【相談内容】
70代の女性から「1ヶ月ほど前から左腕が重だるくなり、最近では痺れ(しびれ)まで出てきた」とご相談をいただきました。
日常生活でも、洗濯物を干すときや棚のものを取るときなど、家事の最中に左腕を挙げるのが辛く、大変不自由な思いをされていました。心配になって整形外科を受診されたそうですが、レントゲンなどの検査では「頸椎(首の骨)に異常は見られない」との診断。処方された湿布薬を貼って様子を見ていたものの症状は変わらず、医師から鍼灸治療を勧められて当院にご来院されました。
- 主訴: 左腕の重だるさ、左腕の痺れ(しびれ)
- 随伴症状: 左腕の挙上困難(腕を上に挙げると辛い)、首から背中・肩にかけての強い筋肉の緊張、局所の冷え
【中医学的分析】
中医学では、このように筋肉が過度に緊張し、血行が滞ることで痛みや痺れ、重だるさが生じる状態を「痺症(ひしょう)」や「気滞血瘀(きたいけつお)」と捉えます。
- 気滞血瘀(きたいけつお): ストレスや疲労、姿勢の崩れなどによって身体のエネルギー(気)の巡りが悪くなり(気滞)、それに伴って血液(血)の流れも滞ってしまった状態(血瘀)を指します。「通じざれば則ち痛む」という言葉通り、血液が巡らないことで筋肉が栄養されず、強い凝りや痺れ、重だるさが引き起こされます。

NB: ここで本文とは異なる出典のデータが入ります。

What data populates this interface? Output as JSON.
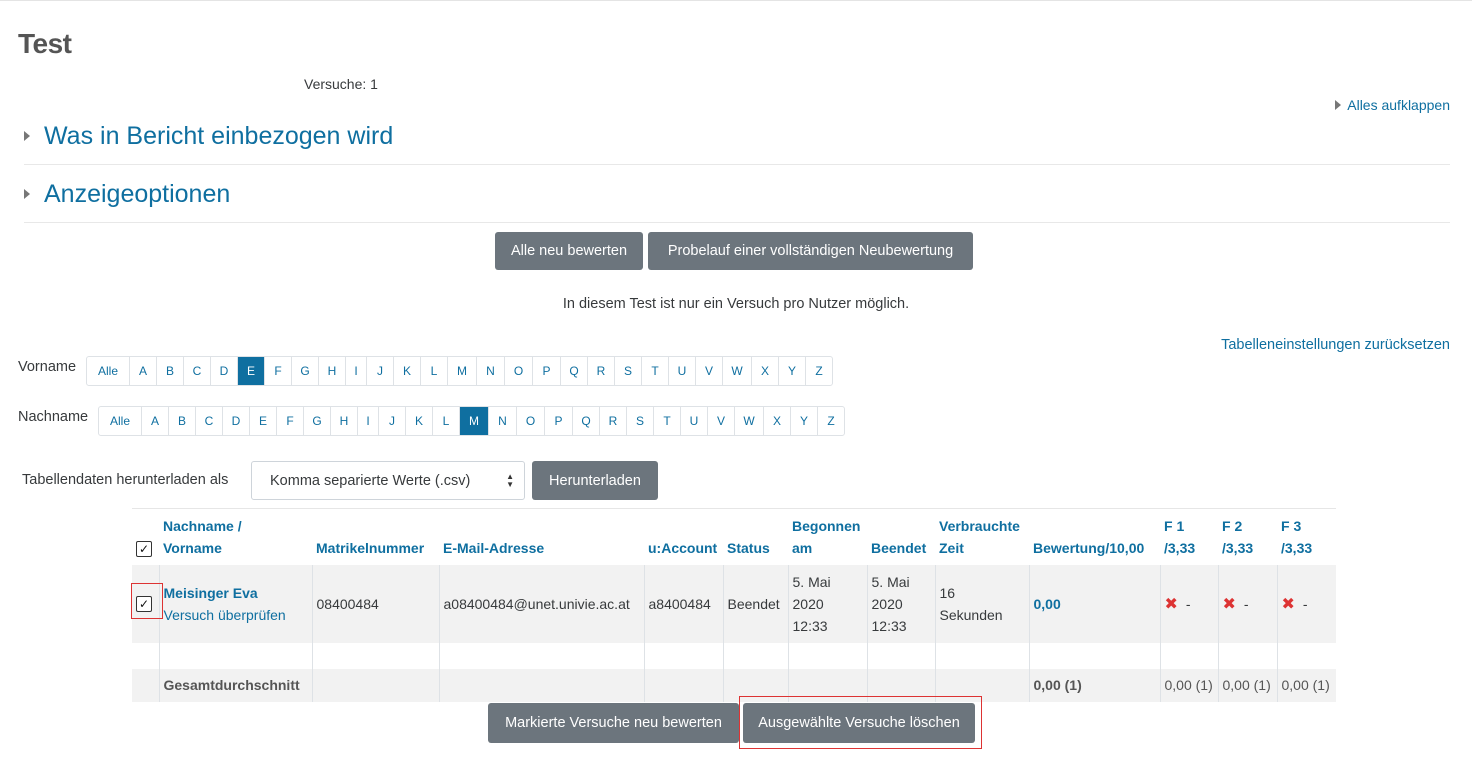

- 寒湿(かんしつ)の関与: お身体を拝見すると、特に左肩甲骨から肩の後面にかけての筋肉がガチガチに硬くなっているだけでなく、手で触れると明らかな「冷え」が感じられました。寒さ(寒邪)は筋肉を縮こまらせ、巡りをさらに悪化させる性質があります。
首から肩、そして腕へとつながる経絡(エネルギーや血液の通り道)が冷えと凝りによってブロックされ、神経や筋肉への栄養が途絶えてしまったことが、今回の痺れと重だるさの根本原因と考えられました。
【治療】
お身体の状態に合わせ、滞った血流を促し、奥深くの冷えを根本から温めるためのアプローチを行いました。
1. 灸頭鍼(きゅうとうしん)による深部の温熱・弛緩
特に凝りと冷えが顕著だった「左肩甲骨から肩の後面」のツボ(天宗や肩貞など)を中心に鍼を打ち、その鍼の頭に丸めたお灸をつけて火を灯す「灸頭鍼(きゅうとうしん)」を施しました。鍼の刺激でピンポイントに筋肉の緊張を緩めつつ、お灸の輻射熱によって皮膚の表面だけでなく、筋肉の奥深くまで心地よい温熱を届け、こびりついた「冷え」を追い出します。
2. 首・背中(経絡)の緊張緩和
首から背中にかけて、腕へとつながる経絡(足の太陽膀胱経や手の太陽小腸経など)上の重要ルートを優しく、かつ的確に刺激しました。これにより、首肩全体の筋肉のロックを解除し、腕へと流れる血液の「通り道」を広げていきます。
【経過】
初診:
首から肩の緊張を丁寧に緩め、灸頭鍼でじっくりと温めたところ、治療直後から「左腕の重だるさと痺れがかなり軽くなった」と、その場で効果を実感していただけました。
2診目〜3診目:
回を重ねるごとに、ガチガチだった首や肩甲骨周りの筋肉が本来の柔らかさを取り戻していきました。家事の最中に左腕を挙げる動作も、徐々にスムーズになっていきました。
4診目:
合計4回の治療を終えた時点で、「腕の重だるさも痺れも、すっかり消えました!」と嬉しいご報告をいただきました。洗濯物干しなどの日常の家事もストレスなく行えるようになり、ご本人の表情も大変明るくなられました。経過が非常に良好なため、今回で一度治療を終了といたしました。
【まとめ】
今回は、首や肩の筋肉が極限まで硬くなり、さらにそこに「冷え」が加わったことで、腕にいく神経や血管が圧迫されて起きた痺れ・重だるさの症例でした。比較的早い段階でご来院いただけたことも、4回という短期間でのスピード改善につながった大きな要因です。